Lawyer Ankomah is part and parcel of that “big problem.”

SOME ADVICE FOR LAWYER ACE ANKOMAH

Africa’s greatest personality Kwame Nkrumah led the way forward when he demonstrated that, one could belong to a particular political party and still patriotically fight for one’s country and continent, both of which he enthusiastically pursued with vigor and selflessness.

It will therefore not matter much for Ankomah to belong to the NPP and OccupyGhana, a copycat version of the Canadian-inspired protest movement Occupy Wall Street, and still carry out his patriotic responsibilities as a Ghanaian citizen.

On the other hand what rather tends to contaminate his credibility are his paedomorphic boastfulness, extravagant rhetoric and language of moral-political protest, and narcissistic carriage. He is probably more like America’s Cornel West in the way he chases after public attention and media publicity.

Thus, he should carefully calibrate his steps of political morality so as not to come across as a frenemy of the good people of Ghana and of the state. Human agencies like him should stay on course and as faithful messengers of political morality in the Ghanaian body politic. Perhaps he does not know yet that this world we live in is not always for men and women who wear nerd glasses.

Ankomah should learn to put away those nerd glasses occasionally and look at the world the way political realists do. The wise has also learnt to carry lit lanterns around on open sunlit days searching for the light of the Holy Grail of political, emotional and moral intelligence.

As always, he should continue to pursue the logic of public service as a precious, priceless gift from a patriotic conscience.

FINAL THOUGHT

In the final analysis, then, if the weight of the facts is on his side then he better see it as his patriotic duty to lead an impeachment crusade against President Mahama and all those involved in the criminal scandal now that he may have laid his hands on all the requisite documents.

He should do this in the interest of the nation and not in the interest of the political party—the NPP—of which he could be a registered, card-holding member or has undying sympathies for.

Also the fact that Batidam did not raise the issue of slander or libel (defamation, traducement, calumny, or vilification) in his verbal spar with Ankomah raises a number of questions, possibly pointing to the weight of the facts being on the latter’s side. The sad part is that Batidam has said President Mahama “does not seek praise” or “a pat on his back” for his anti-corruption fights in Ghana!

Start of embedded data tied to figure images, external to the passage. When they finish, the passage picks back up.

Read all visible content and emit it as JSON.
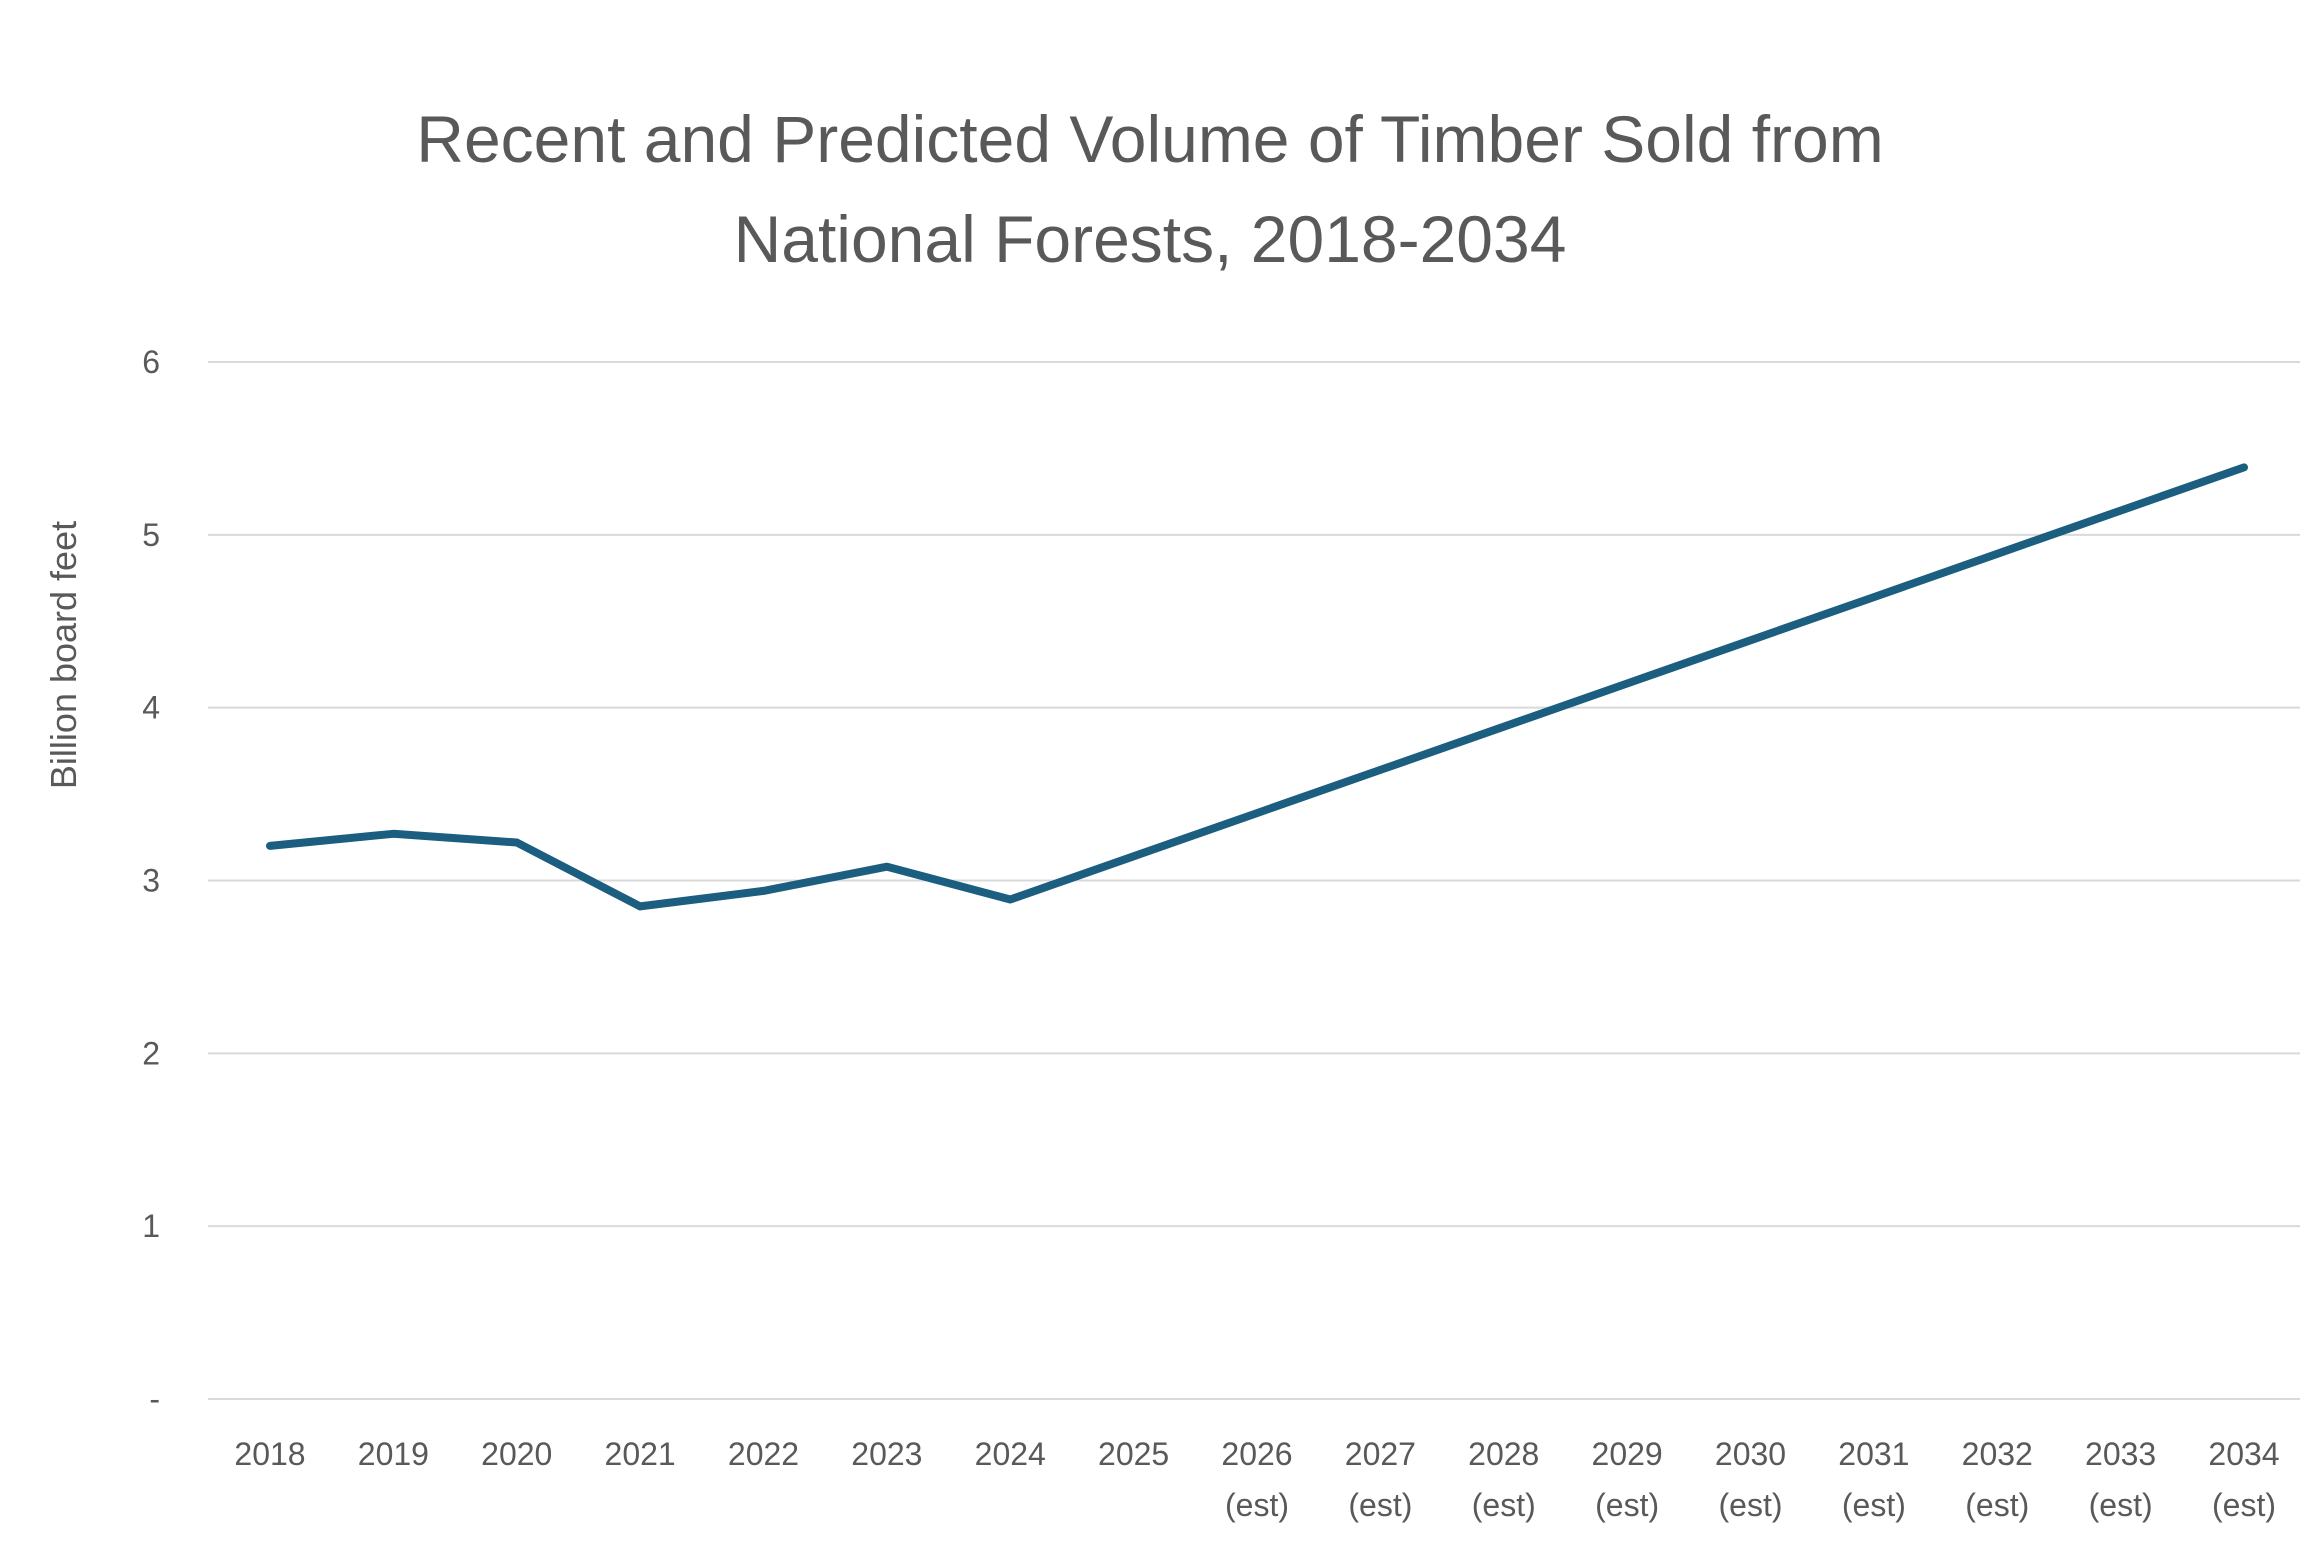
{
  "chart_data": {
    "type": "line",
    "title_lines": [
      "Recent and Predicted Volume of Timber Sold from",
      "National Forests, 2018-2034"
    ],
    "ylabel": "Billion board feet",
    "xlabel": "",
    "ylim": [
      0,
      6
    ],
    "yticks": [
      {
        "value": 0,
        "label": "-"
      },
      {
        "value": 1,
        "label": "1"
      },
      {
        "value": 2,
        "label": "2"
      },
      {
        "value": 3,
        "label": "3"
      },
      {
        "value": 4,
        "label": "4"
      },
      {
        "value": 5,
        "label": "5"
      },
      {
        "value": 6,
        "label": "6"
      }
    ],
    "categories": [
      {
        "year": "2018",
        "note": ""
      },
      {
        "year": "2019",
        "note": ""
      },
      {
        "year": "2020",
        "note": ""
      },
      {
        "year": "2021",
        "note": ""
      },
      {
        "year": "2022",
        "note": ""
      },
      {
        "year": "2023",
        "note": ""
      },
      {
        "year": "2024",
        "note": ""
      },
      {
        "year": "2025",
        "note": ""
      },
      {
        "year": "2026",
        "note": "(est)"
      },
      {
        "year": "2027",
        "note": "(est)"
      },
      {
        "year": "2028",
        "note": "(est)"
      },
      {
        "year": "2029",
        "note": "(est)"
      },
      {
        "year": "2030",
        "note": "(est)"
      },
      {
        "year": "2031",
        "note": "(est)"
      },
      {
        "year": "2032",
        "note": "(est)"
      },
      {
        "year": "2033",
        "note": "(est)"
      },
      {
        "year": "2034",
        "note": "(est)"
      }
    ],
    "series": [
      {
        "color": "#1b5e80",
        "values": [
          3.2,
          3.27,
          3.22,
          2.85,
          2.94,
          3.08,
          2.89,
          3.14,
          3.39,
          3.64,
          3.89,
          4.14,
          4.39,
          4.64,
          4.89,
          5.14,
          5.39
        ]
      }
    ],
    "grid": true,
    "legend": "none"
  }
}
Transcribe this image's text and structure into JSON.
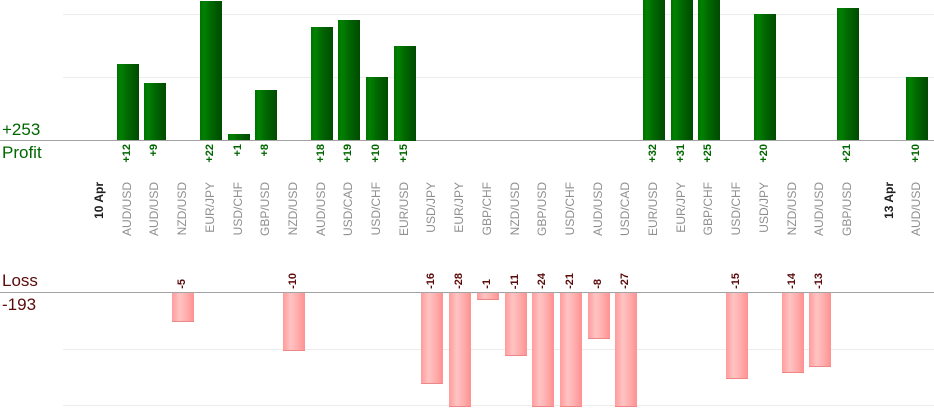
{
  "chart": {
    "profit_total": "+253",
    "profit_caption": "Profit",
    "loss_caption": "Loss",
    "loss_total": "-193"
  },
  "colors": {
    "profit_bar": "#006f00",
    "loss_bar": "#ffadad",
    "profit_text": "#006600",
    "loss_text": "#5b0b0b",
    "pair_label": "#8f8f8f",
    "date_label": "#1c1c1c"
  },
  "chart_data": {
    "type": "bar",
    "title": "",
    "xlabel": "",
    "ylabel": "",
    "legend": [],
    "grid": true,
    "profit_axis": {
      "total_label": "+253",
      "caption": "Profit",
      "gridline_values": [
        10,
        20
      ],
      "baseline": 0
    },
    "loss_axis": {
      "total_label": "-193",
      "caption": "Loss",
      "gridline_values": [
        10,
        20
      ],
      "baseline": 0
    },
    "entries": [
      {
        "type": "date",
        "label": "10 Apr"
      },
      {
        "type": "trade",
        "pair": "AUD/USD",
        "value": 12,
        "display": "+12"
      },
      {
        "type": "trade",
        "pair": "AUD/USD",
        "value": 9,
        "display": "+9"
      },
      {
        "type": "trade",
        "pair": "NZD/USD",
        "value": -5,
        "display": "-5"
      },
      {
        "type": "trade",
        "pair": "EUR/JPY",
        "value": 22,
        "display": "+22"
      },
      {
        "type": "trade",
        "pair": "USD/CHF",
        "value": 1,
        "display": "+1"
      },
      {
        "type": "trade",
        "pair": "GBP/USD",
        "value": 8,
        "display": "+8"
      },
      {
        "type": "trade",
        "pair": "NZD/USD",
        "value": -10,
        "display": "-10"
      },
      {
        "type": "trade",
        "pair": "AUD/USD",
        "value": 18,
        "display": "+18"
      },
      {
        "type": "trade",
        "pair": "USD/CAD",
        "value": 19,
        "display": "+19"
      },
      {
        "type": "trade",
        "pair": "USD/CHF",
        "value": 10,
        "display": "+10"
      },
      {
        "type": "trade",
        "pair": "EUR/USD",
        "value": 15,
        "display": "+15"
      },
      {
        "type": "trade",
        "pair": "USD/JPY",
        "value": -16,
        "display": "-16"
      },
      {
        "type": "trade",
        "pair": "EUR/JPY",
        "value": -28,
        "display": "-28"
      },
      {
        "type": "trade",
        "pair": "GBP/CHF",
        "value": -1,
        "display": "-1"
      },
      {
        "type": "trade",
        "pair": "NZD/USD",
        "value": -11,
        "display": "-11"
      },
      {
        "type": "trade",
        "pair": "GBP/USD",
        "value": -24,
        "display": "-24"
      },
      {
        "type": "trade",
        "pair": "USD/CHF",
        "value": -21,
        "display": "-21"
      },
      {
        "type": "trade",
        "pair": "AUD/USD",
        "value": -8,
        "display": "-8"
      },
      {
        "type": "trade",
        "pair": "USD/CAD",
        "value": -27,
        "display": "-27"
      },
      {
        "type": "trade",
        "pair": "EUR/USD",
        "value": 32,
        "display": "+32"
      },
      {
        "type": "trade",
        "pair": "EUR/JPY",
        "value": 31,
        "display": "+31"
      },
      {
        "type": "trade",
        "pair": "GBP/CHF",
        "value": 25,
        "display": "+25"
      },
      {
        "type": "trade",
        "pair": "USD/CHF",
        "value": -15,
        "display": "-15"
      },
      {
        "type": "trade",
        "pair": "USD/JPY",
        "value": 20,
        "display": "+20"
      },
      {
        "type": "trade",
        "pair": "NZD/USD",
        "value": -14,
        "display": "-14"
      },
      {
        "type": "trade",
        "pair": "AUD/USD",
        "value": -13,
        "display": "-13"
      },
      {
        "type": "trade",
        "pair": "GBP/USD",
        "value": 21,
        "display": "+21"
      },
      {
        "type": "date",
        "label": "13 Apr"
      },
      {
        "type": "trade",
        "pair": "AUD/USD",
        "value": 10,
        "display": "+10"
      }
    ]
  }
}
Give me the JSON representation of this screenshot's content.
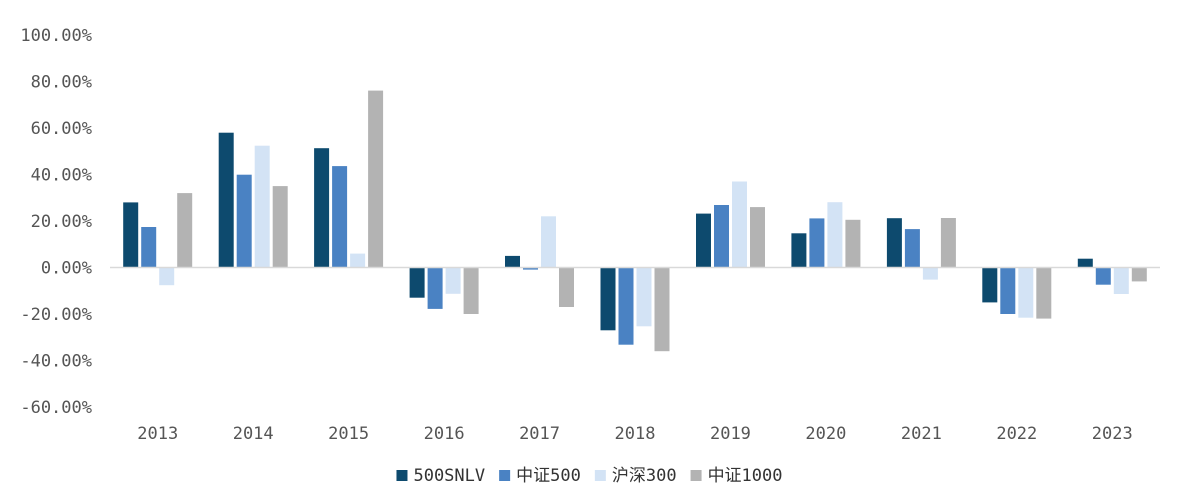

Yet it is also possible that a defamation suit is already in the offing. We look forward to it if this is the case.

As a matter of fact, a defamation suit is the only way the Office of the President can hope to ever redeem its tattered image because Ankomah’s revelations and activism have already seriously damaged the credibility of the Office of the President, the Ministry of Transport, the Office of the Attorney-General, the Public Procurement Authority, Madam Dzifa Attivor, and others!

REFERENCES

Ghanaweb. “Smartty’s Deal Was ‘Cooked’ In Mahama’s Office—Ace Ankomah.” May 23, 2016.

Ghanaweb. “I Refused To Become A Judge Because Of My Lifestyle—Ace Ankomah.” September 13, 2015.

Ghanaweb. “Laws Don’t Work In Ghana—Ace Ankomah.” October 15, 2015.

Ghanaweb. “Smartty’s Bus Branding: A-G Recommended Trial Of Top Public Officials.” May 14, 2016.

Ghanaweb. “Nduom Tackles Batidam Over Corruption Comment.” May 24, 2016

Ghanaweb. “Merely Using A Tax Haven Isn’t A Crime—Ace Ankomah.” April 9, 2016.

Modernghana. “We Have Beautiful Laws But Lack Brave Leaders In Gov’t—Ace Ankomah.” February 1, 2016.

Augustine Tawiah. “Lawyer Ace Ankomah Nurtured Childhood Dream.” Graphic Online. December 9, 2015.

Ghanaweb. “Five Laws Deliberately Broken In Smartty's Deal—Ace Ankomah.” May 23, 2016.

Ghanaweb. “Mahama Does Not Seek Praise For Corruption Fight—Daniel Batidam.” May 26, 2016.